Cluster Failover
Hello Experts,
We were experiencing issue in one of our master server i.e Win2008. So we moved the netbackup services to Node1. backup ran fine for 2-3 hours and later they were giving the error code 98 on the Node1. So finally we moved the netbackup services to node2 that was actual and backups were fine.
(1) There were the below event logs on node1
TLD(1) [7808] unable to read exit status from tldcd: Error number: (10060), stat = -3
TLD(1) [12200] Drive 7 (device 5) has not become ready. Last status: The requested resource is in use.

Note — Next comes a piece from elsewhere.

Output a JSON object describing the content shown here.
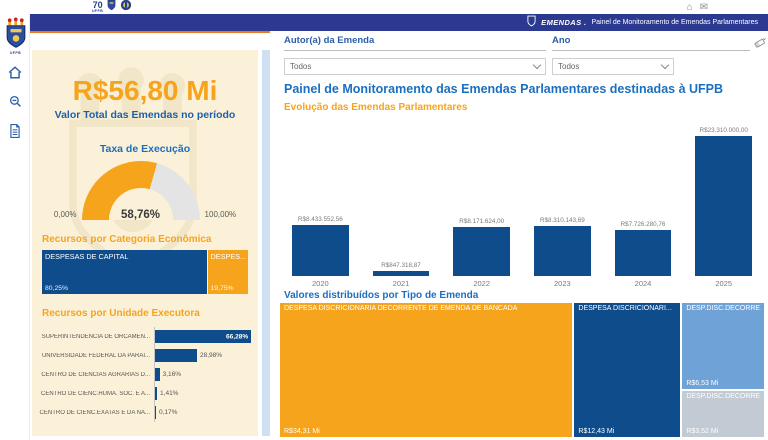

TLD(1) [13832] Drive 2 (device 2) has not become ready. Last status: The requested resource is in use.
Request for media ID L00087 is being rejected because mount requests are disabled (reason = robotic daemon going to DOWN state)
Pls help.
(2) Whenever we move netbackup services from Node1 to Node2 or vice versa we are losing the activty job logs. I mean if 10 jobs are running on node 1 and we have to move netbackup services to Node2. On node 2 we could see only the new jobs not the 10 jobs that were running on node1 same is happening on other server as well.
Pls help
As per your previous thread about db/media/errors - you had reservation issues - something else was using the drive.
nbrbutil -dump will confirm if NetBackup has a reservation on the drive or tapes already.

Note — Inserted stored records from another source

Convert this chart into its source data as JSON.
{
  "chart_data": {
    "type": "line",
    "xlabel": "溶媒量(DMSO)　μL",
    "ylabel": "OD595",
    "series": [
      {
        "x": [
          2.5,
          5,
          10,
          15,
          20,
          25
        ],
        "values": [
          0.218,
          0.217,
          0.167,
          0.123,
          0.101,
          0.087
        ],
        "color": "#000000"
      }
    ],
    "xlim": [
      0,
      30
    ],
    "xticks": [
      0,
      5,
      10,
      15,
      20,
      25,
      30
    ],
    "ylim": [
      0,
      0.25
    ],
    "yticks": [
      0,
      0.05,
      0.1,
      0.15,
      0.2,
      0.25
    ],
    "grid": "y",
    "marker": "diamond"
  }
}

If not, power cycle the drives and also check to ensure no other servers not using NetBackup have the drives zoned.
As for you jobs not passing across the nodes, what version of NBU is this?
Is netbackup\db\jobs on the shared disk that floats between the nodes.
The entire netbackup\db should be on the shared disk!!!!
- You need to troubleshoot device errors while master is on node 2. Sounds to me like lack of SCSI3 reservation which is needed in a cluster environment. Probably node 1 still holding reservations if backups were active during failover. Read up about SCSI-3 reservation in Admin Guide 1. You can also check vmoprcmd command on how to release reservation from cmd. Another possibility is incorrect device mappings due to lack of persistent binding. I agree with revaroo. Jobs database should be on shared storage that will failover along with all other db's. Sounds like you need a health check on your cluster install.